Dalam memahami cara melatih membaca secara akurat ini memerlukan pengetahuan sansekerta yang bagus,baik tata bahasa,kata maupun sandi.jadi saya tidak akan telalu banyak menjelaskannya ,karena yang diperlukan praktek langsung.Cara-cara tersebut akan saya jelaskan sebagai berikut:
Saṁhitā
Adalah cara melatih mengingat mantra dengan langsung membaca setiap kalimatnya:
Tatsavitur vareṇyam |
Pratipadam
Adalah cara melatih membaca mantra dengan mengucapkan setiap katanya.Disini pengetahuan tentang tata bahasa dan sandi harus kuat contoh
Tat - savituḥ - vareṇyam | |
3. Kramaḥ
Adalah cara melatih membaca mantra dengan susunan sebagai berikut 1- 2, 2-3, 3 -4,........dst contoh:
Tat - savituḥ, savitur - vareṇyam , vareṇyam - Bharga ḥ, Bhargo -
devasya, Devasya - dhīmahi .....dst
Jataḥ
Adalah cara melatih membaca mantra dengan tehnik 1-2-2-1-1-2 contoh:
Tat - savituḥ- savitur-tat-tat - sa vituḥ.
Ghanapāṭhaḥ
Cara melatih membaca mantra dengan tehnik 1-2-2-1-1-2-3 -3 -2-1-1- 2-3,.....dst contoh:
Tat - savituḥ - savitur-tat-tat - savitur- vareṇyam- vareṇyam- savitur-tat-tat- savitur- vareṇyam | |
Demikian cara melatih menguatkan pengetahuan mantra dan penguasaan tata bahasa sansekertanya. Silakan dicoba dan dibiasakan.
PENUTUP
Bahwa pada dasarnya pengucapan mantra dalam weda sudah diatur dengan sangat detail dan teliti, dimana melalui sosialisasi cara pelantunan mantra yang semakin menuju kebenaran ini akan membuat semakin kuatnya tradisi Sanātanadharma kembali dihati manusia sehingga kebahagiaan Rohani dan jasmani yang dicita-citakan Veda semakin terwujud. Kemudian untuk mencapai itu kita harus mengembalikan kesucian dan kemurnian Veda lewat melantunkannya dengan tekun dan benar.
3.2. Saran
Demikian beberapa peraturan yang bisa saya bagikan berdasarkan pengalaman dan beberapa sumber pustaka yang harus diikuti bagi pelantun mantra sehingga apa yang dilantunkannya memenuhi syarat disebut Mantra. Harapan saya supaya anak-anak hindu mengenal samskara membaca weda dengan benar sejak dini semakin digalakkan sehingga terbentuk karakter-karakter penerus Sanātanadharma yang abadi. Mengenai kesempurnaan tulisan ini tentu sangat kurang ,sehingga saya berharap ada pakar-pakar yang bisa memberikan sumber yang lebih kuat ,sehingga bisa menyempurnakan informasi ini.
IV. DAFTAR PUSTAKA
Press, Gita. 2015. Bhagavadgita. Gorakpur:Gita Press.

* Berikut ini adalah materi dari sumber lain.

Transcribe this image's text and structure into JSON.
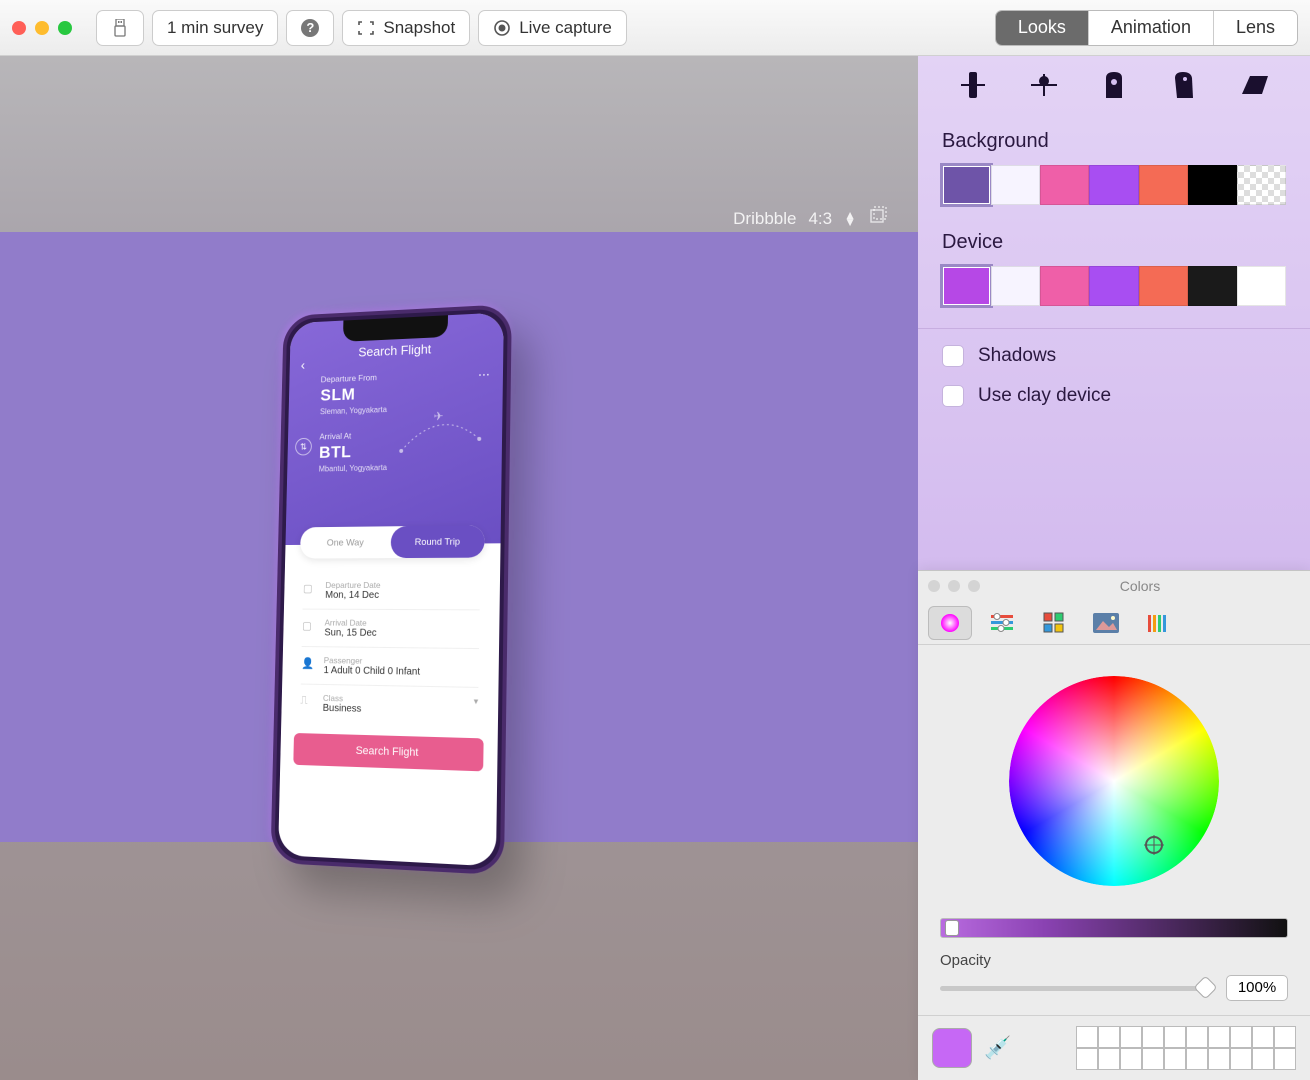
{
  "toolbar": {
    "survey": "1 min survey",
    "help": "?",
    "snapshot": "Snapshot",
    "live_capture": "Live capture",
    "tabs": {
      "looks": "Looks",
      "animation": "Animation",
      "lens": "Lens"
    }
  },
  "canvas": {
    "label": "Dribbble",
    "ratio": "4:3"
  },
  "phone": {
    "title": "Search Flight",
    "from_label": "Departure From",
    "from_code": "SLM",
    "from_city": "Sleman, Yogyakarta",
    "to_label": "Arrival At",
    "to_code": "BTL",
    "to_city": "Mbantul, Yogyakarta",
    "oneway": "One Way",
    "roundtrip": "Round Trip",
    "dep_label": "Departure Date",
    "dep_val": "Mon, 14 Dec",
    "arr_label": "Arrival Date",
    "arr_val": "Sun, 15 Dec",
    "pax_label": "Passenger",
    "pax_val": "1 Adult   0 Child   0 Infant",
    "class_label": "Class",
    "class_val": "Business",
    "search_btn": "Search Flight"
  },
  "side": {
    "background": "Background",
    "device": "Device",
    "bg_colors": [
      "#6e54a8",
      "#f7f4ff",
      "#ef5fa8",
      "#a84ef2",
      "#f46b55",
      "#000000",
      "checker"
    ],
    "dev_colors": [
      "#b648e6",
      "#f7f4ff",
      "#ef5fa8",
      "#a84ef2",
      "#f46b55",
      "#1a1a1a",
      "#ffffff"
    ],
    "shadows": "Shadows",
    "clay": "Use clay device"
  },
  "colors": {
    "title": "Colors",
    "opacity_label": "Opacity",
    "opacity_value": "100%",
    "current": "#c668f5"
  }
}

Srinivasa Deshikachar, Vidwan G.R., Prabha Sridhar. 2017. High School Sanskrit Grammar. Bengaluru: Sreeranga Printers.
Sathya Sai Sadhana Trust. 2017. Sruti. Bangalore: Aditya Printer.
Titib, I Made. 1996. Veda Sabda Suci. Surabaya: Paramita.